Drama Is My Mutant Power
While recently reading an assortment of X-Men issues [Uncanny X-Men #148, Phoenix Endsong #1, and a bunch of Astonishing X-Men (Best. X-Book. Ever. [Maybe.])], I thought to myself, “Cyclops sure is a dick.” More to the point, he’s probably the biggest drama queen to ever pass through the doors of the X-Mansion. (And there has certainly been a lot of competition for that honor.) With the handsome-but-incessantly-whiny Mr. Summers, it’s always, “Oh woe is me! I can’t open my eyes! My true love is too powerful! My true love died! My girlfriend looks just like my dead true love! I have to leave my wife because her doppelganger, my true love, is back from the dead! I finally married my true love but even though she’s telepathic she can’t possibly understand me! So I’ll have a psychic affair that my true love couldn’t possibly find out about! My true love died again! No one understands why I’m screwing this other hot telepath right after my true love died! My true love is alive again!” The grass is always greener on the other side, isn’t it, Scott?
Do you see a pattern here? Do you notice how it’s always more about Scott than Jean, or whatever woman is reminding him of or distracting him from Jean? Scott and his problems! Scott and his great, true love! Which, maybe, wasn’t so great. It’s amazing there’s not a round of audible sighs and eye-rolling every time Scott opens his mouth. Thankfully, at least the fabulous Miss Frost has the nerve to give him crap about it. But she’s caught up in the drama, just like Jean. And Madelyne, and Lee Forrester, and the whole Summers clan and their various timelines and realities, and very person at that school who has to put up with him. Look, Summers, everyone has trouble: learn how to suck it up.
X Witch
I went to go see this Broadway musical called Wicked (after which I was able to touch a New Kid’s butt), which was pretty good (not great), but had a striking parallel to the things that bring us all here.

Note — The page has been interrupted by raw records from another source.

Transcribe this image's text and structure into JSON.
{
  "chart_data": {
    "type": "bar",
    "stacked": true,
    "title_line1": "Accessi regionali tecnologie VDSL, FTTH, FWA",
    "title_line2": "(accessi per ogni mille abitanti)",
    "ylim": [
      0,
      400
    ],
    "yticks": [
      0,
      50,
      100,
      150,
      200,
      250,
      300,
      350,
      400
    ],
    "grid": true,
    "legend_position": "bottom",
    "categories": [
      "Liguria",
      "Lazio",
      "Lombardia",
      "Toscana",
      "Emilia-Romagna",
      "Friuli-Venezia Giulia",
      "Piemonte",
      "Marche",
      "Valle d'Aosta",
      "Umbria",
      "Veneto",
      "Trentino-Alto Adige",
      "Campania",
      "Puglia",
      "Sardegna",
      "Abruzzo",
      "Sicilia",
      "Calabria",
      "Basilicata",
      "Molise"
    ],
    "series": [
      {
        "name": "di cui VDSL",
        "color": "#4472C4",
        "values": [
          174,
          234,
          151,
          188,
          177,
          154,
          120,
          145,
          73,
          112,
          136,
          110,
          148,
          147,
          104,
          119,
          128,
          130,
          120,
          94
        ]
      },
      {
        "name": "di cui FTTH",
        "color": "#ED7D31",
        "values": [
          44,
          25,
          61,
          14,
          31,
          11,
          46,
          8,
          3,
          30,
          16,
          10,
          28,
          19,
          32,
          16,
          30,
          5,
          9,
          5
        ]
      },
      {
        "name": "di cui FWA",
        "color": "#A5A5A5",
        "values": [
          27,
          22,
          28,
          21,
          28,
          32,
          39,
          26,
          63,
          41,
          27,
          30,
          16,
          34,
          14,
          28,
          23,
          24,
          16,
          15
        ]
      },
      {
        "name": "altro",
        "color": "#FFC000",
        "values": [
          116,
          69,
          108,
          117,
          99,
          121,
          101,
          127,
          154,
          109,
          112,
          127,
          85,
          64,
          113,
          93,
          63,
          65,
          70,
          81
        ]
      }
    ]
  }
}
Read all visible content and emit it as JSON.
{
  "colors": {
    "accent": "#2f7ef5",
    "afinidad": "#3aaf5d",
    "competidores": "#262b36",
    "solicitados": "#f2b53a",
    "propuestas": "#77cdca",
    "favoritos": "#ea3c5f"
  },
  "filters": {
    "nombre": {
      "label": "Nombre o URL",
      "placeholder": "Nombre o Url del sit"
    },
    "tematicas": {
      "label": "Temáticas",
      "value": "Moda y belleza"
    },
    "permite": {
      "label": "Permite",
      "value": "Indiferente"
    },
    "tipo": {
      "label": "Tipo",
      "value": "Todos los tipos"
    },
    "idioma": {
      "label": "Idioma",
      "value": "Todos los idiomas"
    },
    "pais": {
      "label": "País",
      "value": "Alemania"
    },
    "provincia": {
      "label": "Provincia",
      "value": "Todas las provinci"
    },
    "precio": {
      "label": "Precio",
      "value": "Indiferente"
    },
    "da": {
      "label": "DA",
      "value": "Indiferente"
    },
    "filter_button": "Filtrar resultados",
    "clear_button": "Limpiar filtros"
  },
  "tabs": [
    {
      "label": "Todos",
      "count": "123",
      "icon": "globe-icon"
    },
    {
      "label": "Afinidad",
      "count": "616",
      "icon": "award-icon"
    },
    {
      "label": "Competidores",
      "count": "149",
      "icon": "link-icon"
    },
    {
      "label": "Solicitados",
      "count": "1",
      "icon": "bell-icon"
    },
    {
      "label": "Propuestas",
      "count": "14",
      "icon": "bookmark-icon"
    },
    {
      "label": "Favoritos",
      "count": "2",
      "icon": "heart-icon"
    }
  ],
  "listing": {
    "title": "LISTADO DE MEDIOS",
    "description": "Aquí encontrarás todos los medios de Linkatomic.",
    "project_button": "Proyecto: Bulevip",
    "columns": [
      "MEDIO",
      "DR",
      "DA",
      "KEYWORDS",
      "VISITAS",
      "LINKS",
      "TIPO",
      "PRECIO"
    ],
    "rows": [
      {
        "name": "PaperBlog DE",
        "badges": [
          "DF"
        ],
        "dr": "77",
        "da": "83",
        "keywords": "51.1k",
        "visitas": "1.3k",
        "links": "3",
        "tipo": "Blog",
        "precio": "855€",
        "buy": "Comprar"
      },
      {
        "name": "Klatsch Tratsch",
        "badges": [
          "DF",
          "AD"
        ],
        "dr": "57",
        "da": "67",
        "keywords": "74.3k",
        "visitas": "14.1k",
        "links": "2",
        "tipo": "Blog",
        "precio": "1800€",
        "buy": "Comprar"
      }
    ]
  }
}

You see, Wicked is the story of a young woman who, because of a strange formula imbibed by her parents, is born with bright green skin. Because of her unusual appearance, she is treated badly by everyone around her, and grows up a little resentful and moody. So moody, in fact, that when she loses her temper things occasionally explode or fly in all directions. She is taken under the wing of a teacher who recognizes her innate talents. She eventually befriends some fellow students as she harnesses her power and begins to use it fight for the rights of other outcasts (usually of the talking animal variety). Soon, a despotic government that wants to control her and her power finds her unwilling to be its pawn, and the populace is turned against her. The people grow to fear and hate her, and try to hunt her down. She continues to use her powers to help others who have been similarly mistreated, but all her efforts are seen as nothing but more wickedness. Many adventures later, she is forced to fake her own death and go into hiding with the man she loves, who had been turned into sentient plant matter earlier in the story.
Sound familiar? Like maybe something out of a familiar franchise? Actually it’s a retconned version of a totally different kind of classic. Who knew the wonderful world of Oz was so much like Salem Center?